# Able sisters selling pink + green blossoming kimono!



## diamond is unbreakable (Apr 17, 2020)

I know a lot of people like this item, so I am willing to open my gates to let people in! Store closes in four hours 15 minutes, about.
This is a complete list of today's items for sale.


Spoiler: Tops



Collarless shirt
Color-block dress shirt
Fischerhemd
Gingham picnic shirt
Mountain Parka
Waistcoat





Spoiler: Bottoms



Cropped pants
Muay-thai shorts
Outdoor shorts
Patchwork skirt





Spoiler: Dresses



Blossoming kimono
Tuna-sushi costume





Spoiler: Headwear



Detective hat
Outdoor hat
Terry-cloth nightcap





Spoiler: Accessories



Browline glasses
Pilot shades
Round tinted shades





Spoiler: Socks



Embroidered-flower tights
No-show socks
Stretch leggings
Tabi





Spoiler: Shoes



Basketball shoes
Cowboy boots
Rubber-toe sneakers
Trekking shoes


RULES:
- no picking flowers
- no shaking trees (you may shake peach trees)

you may shop at nook's cranny too! the flowers for sale are windflowers, tulips, and cosmos. feel free to talk to my villagers.

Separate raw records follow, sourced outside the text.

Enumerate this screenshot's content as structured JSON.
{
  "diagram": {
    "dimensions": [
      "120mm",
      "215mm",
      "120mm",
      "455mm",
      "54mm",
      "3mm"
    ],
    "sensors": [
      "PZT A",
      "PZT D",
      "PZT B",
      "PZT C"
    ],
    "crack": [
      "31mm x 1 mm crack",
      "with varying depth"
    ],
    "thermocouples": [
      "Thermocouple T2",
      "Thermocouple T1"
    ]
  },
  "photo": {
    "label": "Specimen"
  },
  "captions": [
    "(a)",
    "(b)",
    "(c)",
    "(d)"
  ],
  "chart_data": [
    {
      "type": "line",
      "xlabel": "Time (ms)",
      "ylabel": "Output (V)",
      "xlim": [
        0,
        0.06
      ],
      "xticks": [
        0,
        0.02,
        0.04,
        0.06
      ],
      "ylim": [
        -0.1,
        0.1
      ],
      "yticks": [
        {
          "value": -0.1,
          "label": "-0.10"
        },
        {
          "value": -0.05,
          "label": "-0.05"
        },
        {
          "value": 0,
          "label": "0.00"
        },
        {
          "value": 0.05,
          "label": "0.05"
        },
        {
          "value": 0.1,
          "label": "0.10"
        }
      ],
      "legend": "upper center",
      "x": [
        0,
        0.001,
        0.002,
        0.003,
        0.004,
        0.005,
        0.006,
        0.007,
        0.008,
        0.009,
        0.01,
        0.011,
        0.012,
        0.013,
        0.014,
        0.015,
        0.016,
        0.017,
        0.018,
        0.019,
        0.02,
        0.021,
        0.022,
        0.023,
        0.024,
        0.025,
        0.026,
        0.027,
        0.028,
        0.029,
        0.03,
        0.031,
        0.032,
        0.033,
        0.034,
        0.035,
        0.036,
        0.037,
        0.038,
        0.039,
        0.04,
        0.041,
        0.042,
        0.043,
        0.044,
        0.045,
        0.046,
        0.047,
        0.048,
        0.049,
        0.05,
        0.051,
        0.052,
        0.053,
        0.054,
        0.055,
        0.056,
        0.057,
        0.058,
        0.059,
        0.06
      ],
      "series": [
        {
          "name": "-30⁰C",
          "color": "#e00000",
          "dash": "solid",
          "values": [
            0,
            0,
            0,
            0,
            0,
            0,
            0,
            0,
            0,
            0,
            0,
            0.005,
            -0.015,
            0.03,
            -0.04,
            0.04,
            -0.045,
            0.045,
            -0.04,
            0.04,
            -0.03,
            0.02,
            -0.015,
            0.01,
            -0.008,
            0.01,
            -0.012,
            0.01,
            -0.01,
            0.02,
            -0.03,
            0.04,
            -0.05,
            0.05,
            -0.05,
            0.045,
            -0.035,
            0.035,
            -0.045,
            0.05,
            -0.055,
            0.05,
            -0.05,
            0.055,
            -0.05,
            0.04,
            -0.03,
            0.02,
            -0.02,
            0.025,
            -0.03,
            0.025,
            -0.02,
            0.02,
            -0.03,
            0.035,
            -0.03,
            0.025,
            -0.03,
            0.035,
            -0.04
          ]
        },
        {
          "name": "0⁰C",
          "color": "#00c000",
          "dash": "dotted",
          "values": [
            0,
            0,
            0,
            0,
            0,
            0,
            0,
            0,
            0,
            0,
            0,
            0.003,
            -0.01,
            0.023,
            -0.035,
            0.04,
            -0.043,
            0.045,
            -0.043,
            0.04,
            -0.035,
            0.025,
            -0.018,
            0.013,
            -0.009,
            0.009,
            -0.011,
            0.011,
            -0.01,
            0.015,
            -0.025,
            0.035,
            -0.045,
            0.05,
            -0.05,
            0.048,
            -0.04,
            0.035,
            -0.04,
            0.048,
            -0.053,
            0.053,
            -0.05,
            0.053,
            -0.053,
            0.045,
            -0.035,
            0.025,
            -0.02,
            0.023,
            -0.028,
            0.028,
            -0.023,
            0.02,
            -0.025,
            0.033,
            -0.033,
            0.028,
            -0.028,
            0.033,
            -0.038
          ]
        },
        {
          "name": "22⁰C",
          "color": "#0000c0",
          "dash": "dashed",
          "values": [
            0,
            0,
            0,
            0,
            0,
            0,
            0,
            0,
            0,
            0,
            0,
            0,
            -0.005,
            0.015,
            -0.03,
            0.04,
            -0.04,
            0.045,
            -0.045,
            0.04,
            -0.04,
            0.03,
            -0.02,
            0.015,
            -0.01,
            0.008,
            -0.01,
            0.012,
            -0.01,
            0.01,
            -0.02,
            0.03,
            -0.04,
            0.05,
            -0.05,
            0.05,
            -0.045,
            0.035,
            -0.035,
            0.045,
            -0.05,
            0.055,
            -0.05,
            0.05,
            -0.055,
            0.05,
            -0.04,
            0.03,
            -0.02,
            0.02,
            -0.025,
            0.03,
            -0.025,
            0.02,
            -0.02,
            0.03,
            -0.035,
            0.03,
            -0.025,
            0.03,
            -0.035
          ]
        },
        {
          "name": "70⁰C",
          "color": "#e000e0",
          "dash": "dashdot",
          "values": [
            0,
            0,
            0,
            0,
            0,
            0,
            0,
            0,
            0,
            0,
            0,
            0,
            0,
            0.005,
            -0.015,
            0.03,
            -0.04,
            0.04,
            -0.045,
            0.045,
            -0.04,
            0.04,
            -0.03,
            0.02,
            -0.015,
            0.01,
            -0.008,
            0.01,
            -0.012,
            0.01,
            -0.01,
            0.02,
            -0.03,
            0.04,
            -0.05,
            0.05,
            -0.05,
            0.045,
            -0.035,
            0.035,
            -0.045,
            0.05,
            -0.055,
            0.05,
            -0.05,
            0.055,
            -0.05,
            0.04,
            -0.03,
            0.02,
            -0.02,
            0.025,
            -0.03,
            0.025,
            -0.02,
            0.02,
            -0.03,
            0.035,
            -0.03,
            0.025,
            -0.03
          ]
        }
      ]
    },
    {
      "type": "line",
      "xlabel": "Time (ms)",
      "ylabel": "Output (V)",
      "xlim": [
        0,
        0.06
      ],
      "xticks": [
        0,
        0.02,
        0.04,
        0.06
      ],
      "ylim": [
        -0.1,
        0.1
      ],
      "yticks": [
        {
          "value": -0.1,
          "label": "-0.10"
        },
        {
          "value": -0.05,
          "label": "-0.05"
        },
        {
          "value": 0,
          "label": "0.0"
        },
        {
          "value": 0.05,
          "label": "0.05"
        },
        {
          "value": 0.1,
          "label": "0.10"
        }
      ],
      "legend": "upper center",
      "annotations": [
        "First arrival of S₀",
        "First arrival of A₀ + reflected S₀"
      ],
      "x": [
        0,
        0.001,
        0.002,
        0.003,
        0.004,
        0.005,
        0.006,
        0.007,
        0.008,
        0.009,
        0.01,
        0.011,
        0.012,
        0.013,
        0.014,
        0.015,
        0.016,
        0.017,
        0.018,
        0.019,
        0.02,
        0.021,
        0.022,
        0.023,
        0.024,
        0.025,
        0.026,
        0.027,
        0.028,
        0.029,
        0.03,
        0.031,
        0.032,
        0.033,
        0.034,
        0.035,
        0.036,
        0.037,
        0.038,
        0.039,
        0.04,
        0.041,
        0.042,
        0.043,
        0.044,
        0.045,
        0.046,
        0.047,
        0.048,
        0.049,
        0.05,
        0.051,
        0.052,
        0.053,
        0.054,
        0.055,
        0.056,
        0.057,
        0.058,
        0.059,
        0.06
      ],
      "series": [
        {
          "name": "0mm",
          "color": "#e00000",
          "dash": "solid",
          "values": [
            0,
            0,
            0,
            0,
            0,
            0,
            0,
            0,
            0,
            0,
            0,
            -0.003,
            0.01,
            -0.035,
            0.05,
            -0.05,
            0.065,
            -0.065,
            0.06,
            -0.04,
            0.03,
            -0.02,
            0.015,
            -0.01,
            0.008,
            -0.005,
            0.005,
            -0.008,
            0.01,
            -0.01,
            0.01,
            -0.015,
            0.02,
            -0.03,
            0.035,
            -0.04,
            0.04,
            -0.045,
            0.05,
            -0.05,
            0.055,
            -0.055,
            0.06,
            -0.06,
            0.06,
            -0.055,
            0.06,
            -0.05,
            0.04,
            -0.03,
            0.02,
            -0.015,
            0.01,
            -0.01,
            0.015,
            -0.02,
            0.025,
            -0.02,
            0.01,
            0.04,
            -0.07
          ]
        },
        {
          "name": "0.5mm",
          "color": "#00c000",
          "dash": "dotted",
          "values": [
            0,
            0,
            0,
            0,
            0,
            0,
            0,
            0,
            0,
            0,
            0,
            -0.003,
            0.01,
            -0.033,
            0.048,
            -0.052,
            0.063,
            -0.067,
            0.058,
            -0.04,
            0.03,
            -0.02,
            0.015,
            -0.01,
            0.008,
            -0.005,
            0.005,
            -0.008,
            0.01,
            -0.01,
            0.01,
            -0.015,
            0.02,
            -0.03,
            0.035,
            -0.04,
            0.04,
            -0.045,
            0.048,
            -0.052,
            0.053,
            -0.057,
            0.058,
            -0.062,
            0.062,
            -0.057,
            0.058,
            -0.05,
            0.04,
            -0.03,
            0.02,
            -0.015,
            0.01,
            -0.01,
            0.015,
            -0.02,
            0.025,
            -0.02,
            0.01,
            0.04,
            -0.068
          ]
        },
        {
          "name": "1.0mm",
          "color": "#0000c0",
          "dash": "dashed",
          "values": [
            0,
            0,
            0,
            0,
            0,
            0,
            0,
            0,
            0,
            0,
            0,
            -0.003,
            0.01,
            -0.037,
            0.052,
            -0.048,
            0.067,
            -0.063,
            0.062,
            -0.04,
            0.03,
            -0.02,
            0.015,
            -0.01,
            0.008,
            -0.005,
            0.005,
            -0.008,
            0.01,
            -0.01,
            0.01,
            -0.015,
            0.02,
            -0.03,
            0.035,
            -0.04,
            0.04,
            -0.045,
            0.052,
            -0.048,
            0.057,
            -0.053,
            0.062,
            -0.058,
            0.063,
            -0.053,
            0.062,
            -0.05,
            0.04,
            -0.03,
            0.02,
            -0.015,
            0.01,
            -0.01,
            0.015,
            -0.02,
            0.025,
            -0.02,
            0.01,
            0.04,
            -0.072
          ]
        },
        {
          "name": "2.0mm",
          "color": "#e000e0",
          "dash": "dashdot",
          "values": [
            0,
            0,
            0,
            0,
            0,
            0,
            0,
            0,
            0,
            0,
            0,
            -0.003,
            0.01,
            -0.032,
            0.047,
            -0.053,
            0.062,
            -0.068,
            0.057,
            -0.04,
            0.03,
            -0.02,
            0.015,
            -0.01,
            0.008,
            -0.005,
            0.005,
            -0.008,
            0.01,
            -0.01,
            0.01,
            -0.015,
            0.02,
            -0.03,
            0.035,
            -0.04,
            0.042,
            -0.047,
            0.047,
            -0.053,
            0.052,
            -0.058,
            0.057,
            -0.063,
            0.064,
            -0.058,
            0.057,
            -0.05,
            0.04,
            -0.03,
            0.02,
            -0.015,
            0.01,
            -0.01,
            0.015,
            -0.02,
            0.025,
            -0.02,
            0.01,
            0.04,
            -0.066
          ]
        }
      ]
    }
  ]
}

I will take in two people at a time. I may not be super responsive because I have lots of work to do irl!


----------



## MrPolarBear (Apr 17, 2020)

I would like to stop by for the kimono if your time permits!


----------



## FaerieRose (Apr 17, 2020)

Can I drop by?


----------



## zenni (Apr 17, 2020)

Can I come buy?


----------



## flurrybuster (Apr 17, 2020)

May I come?


----------



## KarinaKatrea (Apr 17, 2020)

May I come to buy some flowers? ^_^


----------



## diamond is unbreakable (Apr 17, 2020)

The other two haven't come yet, so if they don't come in the next 3-5 minutes I'll DM you two!


----------



## brangein (Apr 17, 2020)

Love to come for the Kimono thanks!


----------



## GereGere (Apr 17, 2020)

id love to get the kimono !


----------



## diamond is unbreakable (Apr 17, 2020)

I'll invite you two soon, I have three or four people over right now


----------



## Darkwing (Apr 17, 2020)

I’d like to stop by if you’re still open! No rush, just whenever there’s space  ☺


----------



## diamond is unbreakable (Apr 17, 2020)

Closed for now! thanks everyone for coming.


----------